Frankly, I don’t see this as a First Amendment issue. I see this as equivalent to a government regulation on a product/service, the First Amendment only really comes in in Apple publicly protesting this regulation. That is, it seems to me that the FBI is requiring that Apple modify their product, or create an alternate product, that has some security vulnerabilities. Apple is protesting this regulation based on security grounds. Apple, or any corporation, reasonably should be able to take some new regulation, requirement, tax, etc. to court and challenge it. Does that really technically count as free speech? Maybe I don’t have a thorough enough understanding of the law, but that wouldn’t seem to me as such.
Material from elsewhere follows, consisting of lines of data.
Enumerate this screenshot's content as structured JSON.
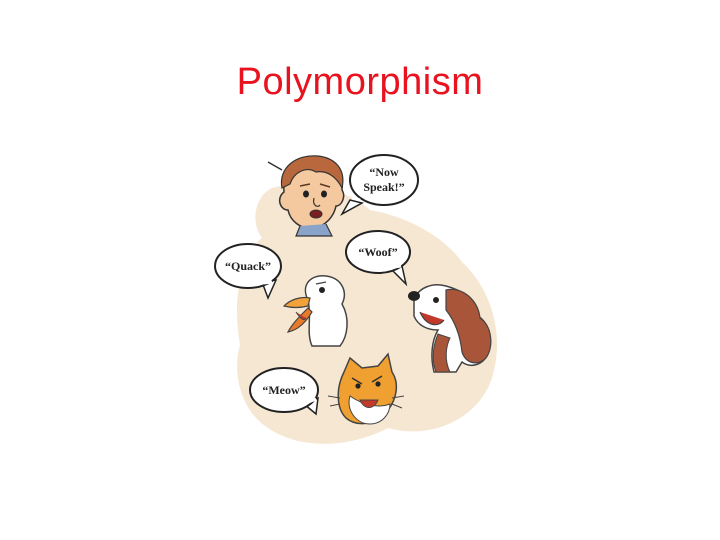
{
  "slide": {
    "title": "Polymorphism",
    "title_color": "#e8131f",
    "background_color": "#ffffff"
  },
  "illustration": {
    "background_blob_color": "#f6e7d2",
    "speech_bubbles": {
      "person": [
        "“Now",
        "Speak!”"
      ],
      "duck": "“Quack”",
      "dog": "“Woof”",
      "cat": "“Meow”"
    },
    "characters": [
      "person-icon",
      "duck-icon",
      "dog-icon",
      "cat-icon"
    ]
  }
}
When I think of corporate free speech as it relates to Citizens United, I would liken that more to Apple spending money to lobby congress to modify laws to establish or remove various regulations, requirements, taxes, etc., not simply challenging them in court. And if challenging in court DOES count as speech, for those who are against the Citizens United ruling but ARE in favor of Apple’s stance here, with both counting as speech, how would one suggest we disallow corporations from spending money for political causes but allow them to have a principled stance such as Apple’s and challenge such in court?
And while I understand people’s frustrations with Citizens United, I agree with the legal reasoning behind the decision, so I don’t personally have a contradiction between these views.